From July 1st, 2022, new equipment installed for heating or hot water in residential or professional buildings, must comply with a greenhouse gas emissions ceiling of 300 gCO2eq/KWh PCI. 

That’s a technical way of saying oil or coal-fired boilers can no longer be installed. Nor can any other type of boiler that exceeds the ceiling.

As per a decree published in the Journal Officiel in January, existing appliances can continue to be used, maintained and repaired, but financial aid of up to €11,000 is planned to encourage their replacement. 

Bike helmets

New standards for motorbike helmets come into effect from July 1st.

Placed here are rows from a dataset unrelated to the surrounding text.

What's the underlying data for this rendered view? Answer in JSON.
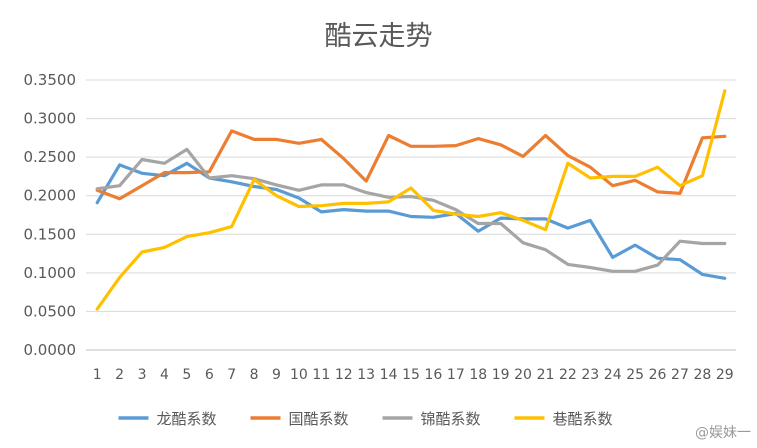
{
  "chart_data": {
    "type": "line",
    "title": "酷云走势",
    "xlabel": "",
    "ylabel": "",
    "x": [
      1,
      2,
      3,
      4,
      5,
      6,
      7,
      8,
      9,
      10,
      11,
      12,
      13,
      14,
      15,
      16,
      17,
      18,
      19,
      20,
      21,
      22,
      23,
      24,
      25,
      26,
      27,
      28,
      29
    ],
    "ylim": [
      0,
      0.35
    ],
    "yticks": [
      "0.0000",
      "0.0500",
      "0.1000",
      "0.1500",
      "0.2000",
      "0.2500",
      "0.3000",
      "0.3500"
    ],
    "grid": true,
    "legend_position": "bottom",
    "series": [
      {
        "name": "龙酷系数",
        "color": "#5B9BD5",
        "values": [
          0.191,
          0.24,
          0.229,
          0.226,
          0.242,
          0.223,
          0.218,
          0.212,
          0.208,
          0.197,
          0.179,
          0.182,
          0.18,
          0.18,
          0.173,
          0.172,
          0.177,
          0.154,
          0.171,
          0.17,
          0.17,
          0.158,
          0.168,
          0.12,
          0.136,
          0.119,
          0.117,
          0.098,
          0.093
        ]
      },
      {
        "name": "国酷系数",
        "color": "#ED7D31",
        "values": [
          0.207,
          0.196,
          0.213,
          0.23,
          0.23,
          0.231,
          0.284,
          0.273,
          0.273,
          0.268,
          0.273,
          0.248,
          0.219,
          0.278,
          0.264,
          0.264,
          0.265,
          0.274,
          0.266,
          0.251,
          0.278,
          0.252,
          0.237,
          0.213,
          0.22,
          0.205,
          0.203,
          0.275,
          0.277
        ]
      },
      {
        "name": "锦酷系数",
        "color": "#A5A5A5",
        "values": [
          0.209,
          0.213,
          0.247,
          0.242,
          0.26,
          0.223,
          0.226,
          0.222,
          0.214,
          0.207,
          0.214,
          0.214,
          0.204,
          0.198,
          0.199,
          0.194,
          0.182,
          0.164,
          0.164,
          0.139,
          0.13,
          0.111,
          0.107,
          0.102,
          0.102,
          0.11,
          0.141,
          0.138,
          0.138
        ]
      },
      {
        "name": "巷酷系数",
        "color": "#FFC000",
        "values": [
          0.053,
          0.094,
          0.127,
          0.133,
          0.147,
          0.152,
          0.16,
          0.221,
          0.2,
          0.186,
          0.187,
          0.19,
          0.19,
          0.192,
          0.21,
          0.181,
          0.176,
          0.173,
          0.178,
          0.168,
          0.156,
          0.242,
          0.223,
          0.225,
          0.225,
          0.237,
          0.213,
          0.226,
          0.336
        ]
      }
    ]
  },
  "watermark": "@娱妹一"
}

Riders do not need to change their current helmets, but the “ECE 22.05” standard can no longer be issued – and all helmets sold must adhere to a new, more stringent “ECE 22.06” standards from July 2024

New cars

From July 6th new car models must be equipped with a black box that record driving parameters such as speed, acceleration or braking phases, wearing (or not) of a seat belt, indicator use, the force of the collision or engine speed, in case of accidents.

New cars II

From July 1st, the ecological bonus for anyone who buys an electric vehicle drops by €1,000, while rechargeable hybrids will be excluded from the aid system, “which will be reserved for electric vehicles whose CO2 emission rate is less than or equal to 20g/km”.

What’s in a name?

Historically, the French have been quite restrictive on the use of family names – remember the concern over the use of birth names on Covid vaccine documents? – but it becomes easier for an adult to choose to bear the name of his mother, his father, or both by a simple declaration to the civil status. All you have to do is declare your choice by form at the town hall of your home or place of birth.

Eco loans

In concert with the new boiler rules, a zero-interest loan of up to €30,000 to finance energy-saving renovations can be combined with MaPrimeRénov’, a subsidy for financing the same work, under certain conditions, from July 1st.

Rent rules

Non-professional private landlords advertising properties for rent must, from July 1st, include specific information about the property on the ad, including the size of the property in square metres, the area of town in which the property is in, the monthly rent and any supplements, whether the property is in a rent-control area, and the security deposit required. Further information, including the full list of requirements for any ad, is available here.

Perfume ban

More perfumes are to be added to a banned list for products used by children, such as soap-making kits, cosmetic sets, shampoos, or sweet-making games, or toys that have an aroma.

Atranol, chloroatranol (extracts of oak moss containing tannins), and methyl carbonate heptin, which smells like violets, will be banned from July 5th, because of their possible allergenic effects.

Furthermore, 71 new allergenic fragrances – including camphor, menthol, vanilin, eucalyptus spp. leaf oil, rose flower oil, lavendula officinalis, turpentine – will be added to the list of ingredients that must be clearly indicated on a toy or on an attached label.

Ticket resto limits

The increased ticket resto limit ended on June 30th, so from July 1st employees who receive the restaurant vouchers will once again be limited to spending €19 per day in restaurants, cafés and bars. The limit was increased to €38 during the pandemic, when workers were working from home.